Sebelum melakukan upaya hukum, Wen mengaku kalau para penghuni sudah berkali-kali melayangkan surat ke pengelola dan melakukan mediasi. "Intinya kami mempertanyakan. Kan 2 tambah 2 harusnya 4. Ini kenapa 2 tambah 2 jadi 5? Yang satu ini dari mana?" ujar Wen.

Penghuni lain, Umi Hanik, menjelaskan bahwa pengelola apartemen berdalih bahwa IPL digunakan untuk membayar biaya fasilitas umum. "Untuk bayar gaji karyawan, listrik buat lampu jalan, pokoknya yang fasilitas umum," terangnya.

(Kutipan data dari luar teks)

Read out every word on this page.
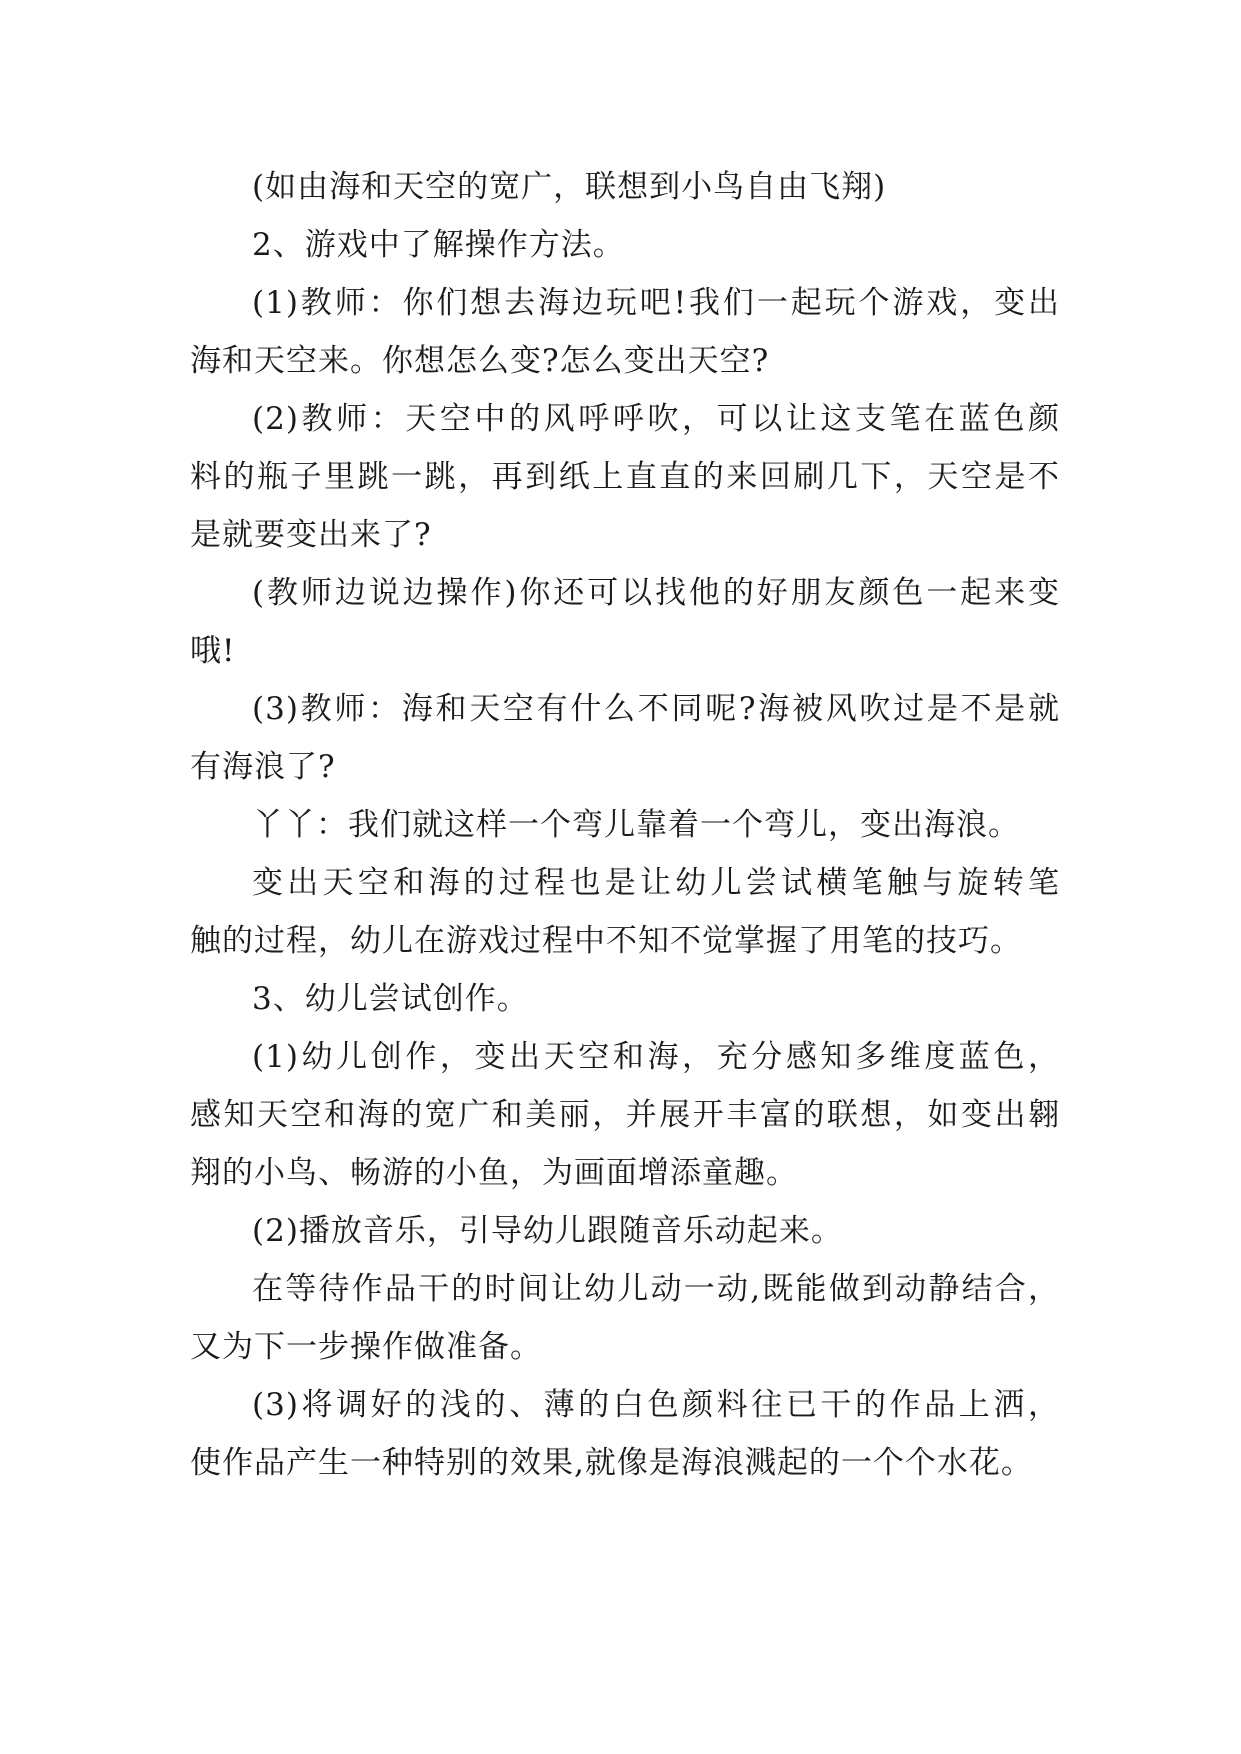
(如由海和天空的宽广，联想到小鸟自由飞翔)
2、游戏中了解操作方法。
(1)教师：你们想去海边玩吧!我们一起玩个游戏，变出
海和天空来。你想怎么变?怎么变出天空?
(2)教师：天空中的风呼呼吹，可以让这支笔在蓝色颜
料的瓶子里跳一跳，再到纸上直直的来回刷几下，天空是不
是就要变出来了?
(教师边说边操作)你还可以找他的好朋友颜色一起来变
哦!
(3)教师：海和天空有什么不同呢?海被风吹过是不是就
有海浪了?
丫丫：我们就这样一个弯儿靠着一个弯儿，变出海浪。
变出天空和海的过程也是让幼儿尝试横笔触与旋转笔
触的过程，幼儿在游戏过程中不知不觉掌握了用笔的技巧。
3、幼儿尝试创作。
(1)幼儿创作，变出天空和海，充分感知多维度蓝色，
感知天空和海的宽广和美丽，并展开丰富的联想，如变出翱
翔的小鸟、畅游的小鱼，为画面增添童趣。
(2)播放音乐，引导幼儿跟随音乐动起来。
在等待作品干的时间让幼儿动一动,既能做到动静结合，
又为下一步操作做准备。
(3)将调好的浅的、薄的白色颜料往已干的作品上洒，
使作品产生一种特别的效果,就像是海浪溅起的一个个水花。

Para penghuni apartemen, menurut Umi, mulai mempertanyakan transparansi tarif pada 2011. Hal ini diperparah dengan tagihan air yang dibebankan pada 2016 lalu.

"Waktu itu (2016) pengelola membebankan biaya kelangkaan air selama 20 bulan ke belakang. Lalu kita sempat demo. Demo damai. Setelah itu (biaya kelangkaan air) dibatalkan," jelas Umi. Usai kejadian tersebut, para warga yang lain mulai menelisik tagihan yang dibebankan pengelola. "Ternyata ada dugaan manipulasi," tambahnya.

Menurut Umi, pihak pengelola mengaku bahwa stok air dari Perusahaan Air Minum Lyonnaise Jaya (Palyja) tidak mencukupi. Alhasil, pengelola harus membeli air dari pihak ketiga.

Pengacara warga, Syamsul Munir, mengatakan bahwa 13 penghuni yang mengajukan tuntutan hanya perwakilan dari sekitar 13 ribu penghuni Kalibata City. "Kami menuntut transparansi tarif. Lalu pengelola supaya menarik tarif sesuai undang-undang," jelasnya.

Dalam Peraturan Menteri (Permen) Energi dan Sumber Daya Manusia (ESDM) Nomor 31 Tahun 2004 tentang Tarif Listrik, telah diatur tarif listrik untuk 3 golongan rumah tangga.

Senin ini, 13 warga Kalibata City juga resmi mengajukan pengaduan ke Komisi Nasional Hak Asasi Manusia (Komnas HAM). Sebabnya, para warga merasa diintimidasi petugas keamanan apartemen saat melakukan kegiatan berkumpul dan berpendapat untuk keperluan pembahasan gugatan.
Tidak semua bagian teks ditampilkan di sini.